I had already unboxed the headphones from their packaging in the hallway, so I set the bag quietly by the door (my caution was unnecessary—as usual, I could hear Jean’s music from across the room, so he sure wasn’t going to hear me coming in). 

My hands reached carefully around his head to pluck his earbuds out. 

I couldn’t help but smirk when he jumped, startled. 

“Shhhh,” I hushed him, a gentle hand on his shoulder.

“ _Fuck_ , Marco, don’t fuckin’ just sneak up like—“

“I got something for you.”

“Huh?” His grunt was all flat frustration, pretty much the most Jean-like thing ever.

Still standing behind him, I slipped the brand new headphones over his ears and held the jack out in front of him so he could give them a try; but before he took the little metal piece between his fingers, he was turning in his chair and staring up at me with a question in his eyes.

“You’ll really like them,” I said in way of explanation. “Every music student needs a good pair of headphones. They’ll be way more comfy than those things you’ve been using.” I blinked, and after a second’s hesitation continued, “Oh, and your music will stay _your_ music this way, too.” My quiet chuckle hopefully conveyed that I wasn’t reprimanding him.

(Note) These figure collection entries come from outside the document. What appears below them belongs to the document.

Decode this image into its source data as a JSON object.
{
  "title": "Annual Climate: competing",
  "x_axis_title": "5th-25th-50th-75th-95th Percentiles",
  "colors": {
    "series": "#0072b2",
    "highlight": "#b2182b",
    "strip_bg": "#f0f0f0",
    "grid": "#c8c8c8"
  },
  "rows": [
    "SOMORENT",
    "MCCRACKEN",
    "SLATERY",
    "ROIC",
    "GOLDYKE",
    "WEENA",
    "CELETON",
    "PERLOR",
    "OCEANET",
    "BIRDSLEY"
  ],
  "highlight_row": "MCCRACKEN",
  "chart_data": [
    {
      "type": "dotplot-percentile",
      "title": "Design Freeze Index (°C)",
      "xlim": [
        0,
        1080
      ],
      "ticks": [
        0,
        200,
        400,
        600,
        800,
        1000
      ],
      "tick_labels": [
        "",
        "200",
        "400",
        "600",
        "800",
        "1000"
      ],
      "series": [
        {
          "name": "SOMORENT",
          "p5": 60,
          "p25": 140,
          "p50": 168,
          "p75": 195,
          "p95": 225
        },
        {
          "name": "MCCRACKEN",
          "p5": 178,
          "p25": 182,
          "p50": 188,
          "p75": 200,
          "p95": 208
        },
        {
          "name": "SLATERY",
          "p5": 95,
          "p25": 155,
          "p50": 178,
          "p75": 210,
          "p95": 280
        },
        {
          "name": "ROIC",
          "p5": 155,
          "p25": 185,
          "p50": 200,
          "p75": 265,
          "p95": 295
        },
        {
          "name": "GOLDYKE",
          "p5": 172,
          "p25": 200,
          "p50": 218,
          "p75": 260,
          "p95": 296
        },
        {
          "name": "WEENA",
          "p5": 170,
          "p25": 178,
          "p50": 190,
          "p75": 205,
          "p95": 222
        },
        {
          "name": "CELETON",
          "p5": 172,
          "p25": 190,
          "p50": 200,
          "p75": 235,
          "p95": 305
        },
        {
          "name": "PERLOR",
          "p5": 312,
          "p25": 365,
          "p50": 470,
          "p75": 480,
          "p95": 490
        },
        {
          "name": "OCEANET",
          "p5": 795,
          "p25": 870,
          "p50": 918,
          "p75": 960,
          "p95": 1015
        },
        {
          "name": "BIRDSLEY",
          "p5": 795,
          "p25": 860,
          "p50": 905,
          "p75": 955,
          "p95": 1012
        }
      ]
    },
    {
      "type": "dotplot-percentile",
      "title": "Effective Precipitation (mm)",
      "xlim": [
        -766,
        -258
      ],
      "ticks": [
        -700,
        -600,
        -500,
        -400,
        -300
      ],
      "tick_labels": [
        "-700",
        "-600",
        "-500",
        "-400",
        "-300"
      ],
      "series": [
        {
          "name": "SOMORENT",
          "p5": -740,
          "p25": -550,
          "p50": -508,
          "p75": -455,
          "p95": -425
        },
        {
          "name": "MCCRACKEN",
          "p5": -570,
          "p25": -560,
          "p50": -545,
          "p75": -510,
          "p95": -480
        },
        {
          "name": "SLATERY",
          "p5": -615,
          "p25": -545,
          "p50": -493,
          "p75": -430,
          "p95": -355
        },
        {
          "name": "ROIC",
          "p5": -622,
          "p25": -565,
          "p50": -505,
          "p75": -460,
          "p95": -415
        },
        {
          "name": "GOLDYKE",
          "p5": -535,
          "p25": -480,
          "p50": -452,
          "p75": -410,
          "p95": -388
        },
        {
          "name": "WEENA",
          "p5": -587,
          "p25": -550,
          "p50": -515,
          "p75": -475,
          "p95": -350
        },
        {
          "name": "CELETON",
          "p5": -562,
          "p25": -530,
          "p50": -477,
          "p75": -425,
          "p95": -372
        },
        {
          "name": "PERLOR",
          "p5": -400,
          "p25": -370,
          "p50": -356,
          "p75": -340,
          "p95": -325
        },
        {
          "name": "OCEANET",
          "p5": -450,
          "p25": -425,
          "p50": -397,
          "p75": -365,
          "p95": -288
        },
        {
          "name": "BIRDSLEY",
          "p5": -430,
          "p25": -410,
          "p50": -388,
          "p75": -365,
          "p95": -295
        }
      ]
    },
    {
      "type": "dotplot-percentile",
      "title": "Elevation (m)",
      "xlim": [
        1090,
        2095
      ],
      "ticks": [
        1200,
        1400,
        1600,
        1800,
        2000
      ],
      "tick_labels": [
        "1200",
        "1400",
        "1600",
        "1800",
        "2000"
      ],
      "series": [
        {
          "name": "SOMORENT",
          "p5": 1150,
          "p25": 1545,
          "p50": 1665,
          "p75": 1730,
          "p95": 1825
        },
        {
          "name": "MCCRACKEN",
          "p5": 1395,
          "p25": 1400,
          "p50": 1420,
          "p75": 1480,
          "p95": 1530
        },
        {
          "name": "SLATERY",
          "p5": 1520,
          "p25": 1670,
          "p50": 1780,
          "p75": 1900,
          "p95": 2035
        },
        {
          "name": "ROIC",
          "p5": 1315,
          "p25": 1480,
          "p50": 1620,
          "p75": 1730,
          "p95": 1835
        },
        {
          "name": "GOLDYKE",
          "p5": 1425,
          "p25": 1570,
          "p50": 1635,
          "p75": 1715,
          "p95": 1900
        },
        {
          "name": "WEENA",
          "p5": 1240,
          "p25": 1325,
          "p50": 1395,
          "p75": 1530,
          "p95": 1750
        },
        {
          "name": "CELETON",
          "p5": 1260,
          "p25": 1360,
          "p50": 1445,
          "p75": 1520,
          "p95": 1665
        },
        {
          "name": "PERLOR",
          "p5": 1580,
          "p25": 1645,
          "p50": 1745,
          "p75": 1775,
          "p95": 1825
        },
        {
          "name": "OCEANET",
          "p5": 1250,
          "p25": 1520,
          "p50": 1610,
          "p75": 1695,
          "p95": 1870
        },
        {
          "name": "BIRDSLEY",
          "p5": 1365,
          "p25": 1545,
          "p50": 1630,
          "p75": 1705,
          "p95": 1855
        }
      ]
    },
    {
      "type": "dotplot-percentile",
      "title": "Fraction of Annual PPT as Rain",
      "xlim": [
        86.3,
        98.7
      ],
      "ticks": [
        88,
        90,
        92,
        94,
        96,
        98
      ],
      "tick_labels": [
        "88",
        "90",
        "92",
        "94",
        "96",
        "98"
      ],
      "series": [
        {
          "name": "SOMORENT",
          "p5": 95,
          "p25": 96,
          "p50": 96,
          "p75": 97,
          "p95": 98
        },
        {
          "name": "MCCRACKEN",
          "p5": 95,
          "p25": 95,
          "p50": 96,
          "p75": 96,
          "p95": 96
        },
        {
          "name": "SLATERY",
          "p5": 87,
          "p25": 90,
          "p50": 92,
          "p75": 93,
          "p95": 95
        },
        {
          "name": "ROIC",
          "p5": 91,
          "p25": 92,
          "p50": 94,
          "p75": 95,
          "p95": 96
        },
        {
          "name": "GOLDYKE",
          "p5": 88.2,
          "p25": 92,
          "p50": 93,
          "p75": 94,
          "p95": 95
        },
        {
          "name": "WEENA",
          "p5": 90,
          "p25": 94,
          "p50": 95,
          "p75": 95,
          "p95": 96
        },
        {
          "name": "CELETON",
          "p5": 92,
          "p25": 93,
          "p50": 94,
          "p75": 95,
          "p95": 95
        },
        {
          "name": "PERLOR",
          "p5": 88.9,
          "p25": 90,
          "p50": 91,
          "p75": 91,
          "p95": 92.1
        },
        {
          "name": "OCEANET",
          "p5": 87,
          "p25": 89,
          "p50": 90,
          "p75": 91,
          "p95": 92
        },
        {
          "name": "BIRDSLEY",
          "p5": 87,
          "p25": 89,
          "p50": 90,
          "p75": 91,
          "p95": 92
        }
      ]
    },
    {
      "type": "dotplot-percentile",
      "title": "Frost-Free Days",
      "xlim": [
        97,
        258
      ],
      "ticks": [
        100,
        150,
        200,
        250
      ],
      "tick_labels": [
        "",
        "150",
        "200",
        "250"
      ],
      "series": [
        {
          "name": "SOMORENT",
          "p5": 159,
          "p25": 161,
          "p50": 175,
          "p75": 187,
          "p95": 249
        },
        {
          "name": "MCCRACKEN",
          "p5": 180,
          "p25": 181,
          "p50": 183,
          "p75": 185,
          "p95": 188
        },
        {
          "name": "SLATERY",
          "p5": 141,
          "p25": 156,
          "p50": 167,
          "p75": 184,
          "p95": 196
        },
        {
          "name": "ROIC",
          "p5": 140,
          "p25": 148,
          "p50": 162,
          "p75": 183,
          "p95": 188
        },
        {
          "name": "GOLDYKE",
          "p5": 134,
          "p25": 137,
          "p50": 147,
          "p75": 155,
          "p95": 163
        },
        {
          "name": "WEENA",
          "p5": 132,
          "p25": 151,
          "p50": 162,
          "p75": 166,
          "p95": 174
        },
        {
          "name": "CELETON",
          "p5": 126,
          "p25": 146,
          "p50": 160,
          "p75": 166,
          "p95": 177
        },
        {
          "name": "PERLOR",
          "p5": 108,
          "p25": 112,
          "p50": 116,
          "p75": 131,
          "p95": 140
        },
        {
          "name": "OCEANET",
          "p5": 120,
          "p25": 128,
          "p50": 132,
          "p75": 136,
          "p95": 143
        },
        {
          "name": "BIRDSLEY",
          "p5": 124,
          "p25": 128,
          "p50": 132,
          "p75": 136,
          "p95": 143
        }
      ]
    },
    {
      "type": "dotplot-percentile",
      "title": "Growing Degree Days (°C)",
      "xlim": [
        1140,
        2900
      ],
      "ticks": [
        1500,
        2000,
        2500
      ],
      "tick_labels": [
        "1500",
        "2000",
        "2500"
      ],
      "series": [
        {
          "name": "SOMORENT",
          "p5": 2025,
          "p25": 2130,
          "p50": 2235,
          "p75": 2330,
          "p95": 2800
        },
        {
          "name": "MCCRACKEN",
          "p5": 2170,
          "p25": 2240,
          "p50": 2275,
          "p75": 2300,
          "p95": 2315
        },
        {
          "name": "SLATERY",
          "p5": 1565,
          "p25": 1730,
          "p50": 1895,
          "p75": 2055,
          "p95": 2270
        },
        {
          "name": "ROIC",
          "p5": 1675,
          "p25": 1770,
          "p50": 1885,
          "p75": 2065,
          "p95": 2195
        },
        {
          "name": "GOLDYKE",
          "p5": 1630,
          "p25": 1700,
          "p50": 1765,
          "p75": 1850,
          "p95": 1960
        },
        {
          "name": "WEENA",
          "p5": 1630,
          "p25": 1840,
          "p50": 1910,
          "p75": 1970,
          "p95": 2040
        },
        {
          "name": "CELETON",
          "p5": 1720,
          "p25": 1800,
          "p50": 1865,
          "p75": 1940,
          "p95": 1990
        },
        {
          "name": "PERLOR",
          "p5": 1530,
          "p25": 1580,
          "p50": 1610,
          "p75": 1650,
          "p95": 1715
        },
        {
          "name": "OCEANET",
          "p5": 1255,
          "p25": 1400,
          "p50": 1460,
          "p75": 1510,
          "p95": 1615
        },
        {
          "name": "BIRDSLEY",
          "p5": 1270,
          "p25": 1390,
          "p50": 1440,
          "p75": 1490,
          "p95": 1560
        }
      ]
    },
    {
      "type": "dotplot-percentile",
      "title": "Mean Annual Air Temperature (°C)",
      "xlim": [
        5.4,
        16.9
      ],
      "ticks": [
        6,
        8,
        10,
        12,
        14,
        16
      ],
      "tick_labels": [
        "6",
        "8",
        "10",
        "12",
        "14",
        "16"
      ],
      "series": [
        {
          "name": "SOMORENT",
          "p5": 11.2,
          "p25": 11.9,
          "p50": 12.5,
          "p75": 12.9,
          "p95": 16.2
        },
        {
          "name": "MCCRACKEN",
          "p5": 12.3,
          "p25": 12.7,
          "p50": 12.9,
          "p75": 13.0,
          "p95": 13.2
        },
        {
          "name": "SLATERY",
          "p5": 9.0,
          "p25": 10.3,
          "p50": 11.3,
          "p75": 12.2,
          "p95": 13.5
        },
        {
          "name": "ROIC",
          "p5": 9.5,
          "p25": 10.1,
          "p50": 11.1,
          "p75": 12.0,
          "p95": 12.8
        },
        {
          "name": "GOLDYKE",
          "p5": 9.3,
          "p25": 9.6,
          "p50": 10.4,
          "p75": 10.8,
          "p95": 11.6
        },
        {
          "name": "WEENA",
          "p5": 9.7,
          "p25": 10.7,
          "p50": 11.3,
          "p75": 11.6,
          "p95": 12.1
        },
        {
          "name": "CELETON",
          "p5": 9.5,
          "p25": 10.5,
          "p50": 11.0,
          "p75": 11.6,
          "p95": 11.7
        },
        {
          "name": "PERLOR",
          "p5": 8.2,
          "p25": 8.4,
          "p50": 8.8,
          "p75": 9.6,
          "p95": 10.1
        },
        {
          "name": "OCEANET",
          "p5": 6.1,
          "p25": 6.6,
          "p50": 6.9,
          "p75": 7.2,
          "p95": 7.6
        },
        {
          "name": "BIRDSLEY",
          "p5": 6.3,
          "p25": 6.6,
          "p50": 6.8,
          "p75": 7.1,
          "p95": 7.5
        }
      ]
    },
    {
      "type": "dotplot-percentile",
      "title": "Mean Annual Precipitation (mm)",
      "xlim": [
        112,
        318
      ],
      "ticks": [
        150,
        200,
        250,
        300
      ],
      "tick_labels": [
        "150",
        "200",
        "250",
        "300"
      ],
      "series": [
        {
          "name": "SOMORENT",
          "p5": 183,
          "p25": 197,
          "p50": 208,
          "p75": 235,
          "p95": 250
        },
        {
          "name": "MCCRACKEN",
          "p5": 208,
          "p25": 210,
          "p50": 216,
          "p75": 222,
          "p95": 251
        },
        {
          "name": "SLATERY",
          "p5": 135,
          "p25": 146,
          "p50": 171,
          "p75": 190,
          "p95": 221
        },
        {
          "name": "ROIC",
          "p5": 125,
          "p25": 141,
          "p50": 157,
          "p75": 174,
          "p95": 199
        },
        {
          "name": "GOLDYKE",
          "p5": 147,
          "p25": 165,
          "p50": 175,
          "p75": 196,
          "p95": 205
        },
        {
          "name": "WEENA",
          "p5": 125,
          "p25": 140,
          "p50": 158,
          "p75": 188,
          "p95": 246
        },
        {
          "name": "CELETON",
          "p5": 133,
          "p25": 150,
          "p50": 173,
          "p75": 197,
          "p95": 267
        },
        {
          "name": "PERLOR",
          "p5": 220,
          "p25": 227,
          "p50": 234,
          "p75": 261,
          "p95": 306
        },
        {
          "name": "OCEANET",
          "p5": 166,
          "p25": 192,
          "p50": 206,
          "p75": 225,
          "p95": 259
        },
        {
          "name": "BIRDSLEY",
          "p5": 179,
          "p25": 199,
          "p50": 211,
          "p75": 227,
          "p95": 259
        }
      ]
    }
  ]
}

He looked like he had no idea how to respond, like someone had never given him a gift before. Surely, that couldn’t have been the case. Could it?

“Thanks,” he finally murmured even though he clearly didn’t get it. “But why?”

I shrugged. “I wanted to. You deserve them.”

There was that look again, like he really had no idea that he deserved anything at all and couldn’t comprehend what in the world I was trying to tell him.

“Don’t worry about it, okay? If you don’t like them, I can return them or—“

“I love them.”

There it was—finally, that hasty, impulsive and intense side of Jean that I had only seen a few times when his guard was down. There was emotion in that impulse, something candid and genuine that I adored. Maybe, one of these days, he would let me see that part of him more often.

He plugged my gift into his iPod and tapped the play button with his thumb, then smiled at me more fondly than I had ever seen.

That was all I needed to set my heart soaring.